Sunday, April 22, 2007

Sirota Boosts Edwards, Challenges Clinton and Obama on Trade


David Sirota:
I just received this Edwards press release:

On Saturday, April 21st, 2007, Senator John Edwards will deliver the keynote address at the Michigan Democratic Party's Jefferson-Jackson Day Dinner and will announce his opposition to the South Korea trade deal. The Bush administration is finalizing details of the agreement and is expected to submit it to Congress for approval later this spring...[Edwards said trade deals] "must include strong labor and environmental standards and lift up workers in both countries...Congress should make it clear to the President that it will override any agreement that does not protect American jobs and American interests."
Big question: Will the other Democratic candidates join Edwards' call, or will they stay silent in deference to K Street and Wall Street?

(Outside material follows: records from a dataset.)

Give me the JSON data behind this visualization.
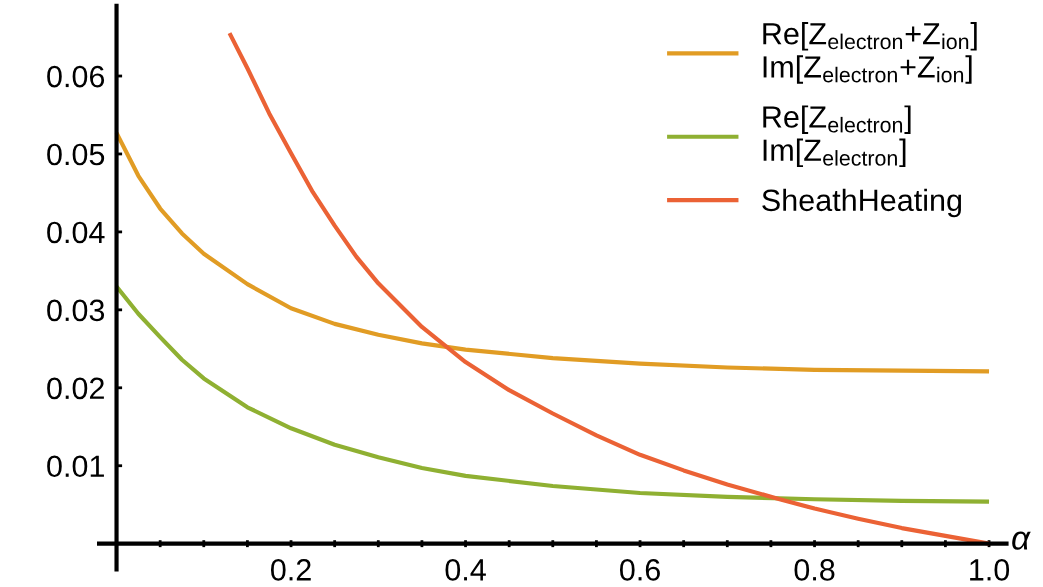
{
  "chart_data": {
    "type": "line",
    "xlabel": "α",
    "xlim": [
      -0.02,
      1.02
    ],
    "ylim": [
      -0.0033,
      0.069
    ],
    "xticks": [
      {
        "value": 0.05,
        "label": null
      },
      {
        "value": 0.1,
        "label": null
      },
      {
        "value": 0.15,
        "label": null
      },
      0.2,
      {
        "value": 0.25,
        "label": null
      },
      {
        "value": 0.3,
        "label": null
      },
      {
        "value": 0.35,
        "label": null
      },
      0.4,
      {
        "value": 0.45,
        "label": null
      },
      {
        "value": 0.5,
        "label": null
      },
      {
        "value": 0.55,
        "label": null
      },
      0.6,
      {
        "value": 0.65,
        "label": null
      },
      {
        "value": 0.7,
        "label": null
      },
      {
        "value": 0.75,
        "label": null
      },
      0.8,
      {
        "value": 0.85,
        "label": null
      },
      {
        "value": 0.9,
        "label": null
      },
      {
        "value": 0.95,
        "label": null
      },
      {
        "value": 1.0,
        "label": "1.0"
      }
    ],
    "yticks": [
      0.01,
      0.02,
      0.03,
      0.04,
      0.05,
      0.06
    ],
    "grid": false,
    "legend": "top right",
    "line_style": "solid",
    "marker": "none",
    "series": [
      {
        "name": "Re[Z$_{electron}$+Z$_{ion}$]\nIm[Z$_{electron}$+Z$_{ion}$]",
        "color": "#e19c24",
        "x": [
          0,
          0.025,
          0.05,
          0.075,
          0.1,
          0.15,
          0.2,
          0.25,
          0.3,
          0.35,
          0.4,
          0.5,
          0.6,
          0.7,
          0.8,
          0.9,
          1.0
        ],
        "values": [
          0.0527,
          0.0472,
          0.043,
          0.0398,
          0.0372,
          0.0333,
          0.0302,
          0.0282,
          0.0268,
          0.0257,
          0.0249,
          0.0238,
          0.0231,
          0.0226,
          0.0223,
          0.0222,
          0.0221
        ]
      },
      {
        "name": "Re[Z$_{electron}$]\nIm[Z$_{electron}$]",
        "color": "#8fb032",
        "x": [
          0,
          0.025,
          0.05,
          0.075,
          0.1,
          0.15,
          0.2,
          0.25,
          0.3,
          0.35,
          0.4,
          0.5,
          0.6,
          0.7,
          0.8,
          0.9,
          1.0
        ],
        "values": [
          0.033,
          0.0295,
          0.0265,
          0.0236,
          0.0212,
          0.0175,
          0.0148,
          0.0127,
          0.0111,
          0.0097,
          0.0087,
          0.0074,
          0.0065,
          0.006,
          0.0057,
          0.0055,
          0.0054
        ]
      },
      {
        "name": "SheathHeating",
        "color": "#eb6235",
        "x": [
          0.1295,
          0.15,
          0.175,
          0.2,
          0.225,
          0.25,
          0.275,
          0.3,
          0.35,
          0.4,
          0.45,
          0.5,
          0.55,
          0.6,
          0.65,
          0.7,
          0.76,
          0.8,
          0.85,
          0.9,
          0.95,
          1.0
        ],
        "values": [
          0.0655,
          0.061,
          0.0552,
          0.0501,
          0.0451,
          0.0408,
          0.0368,
          0.0334,
          0.0278,
          0.0233,
          0.0197,
          0.0167,
          0.0139,
          0.0114,
          0.0094,
          0.0076,
          0.0057,
          0.0045,
          0.0032,
          0.002,
          0.001,
          0.0
        ]
      }
    ]
  }
}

I ask this question honestly, and it is one Edwards is certainly going to start pressing. He knows that, for instance, Hillary Clinton and Barack Obama are surrounding themselves with and relying on Bob Rubin's Wall Street machine - a machine that exchanges massive amounts of campaign cash for candidates' complicity in a trade policy that includes stringent protections for corporate profits, but no protections for human rights, labor rights or the environment (the Korea deal is particularly disgusting, considering it extends a new free trade zone to the Kaesong industrial complex in North Korea - thus forcing American workers to compete with workers who are literally enslaved by their own government). Edwards knows, in other words, that the trade issue is going to be a major point of contrast for him in the Democratic primary - not unlike it was for Dick Gephardt when he pulled off his Iowa primary upset in 1988.

And so the question is whether when faced with Edwards courageous populist stand, the other candidates in the race will bow down to their Wall Street masters, or move towards a middle-class agenda? Edwards is, in short, driving a wedge between K Street/Wall Street-backed candidates and K Street and Wall Street itself. It is not only a gutsy move, but a politically brilliant one - and it will be interesting to see what happens.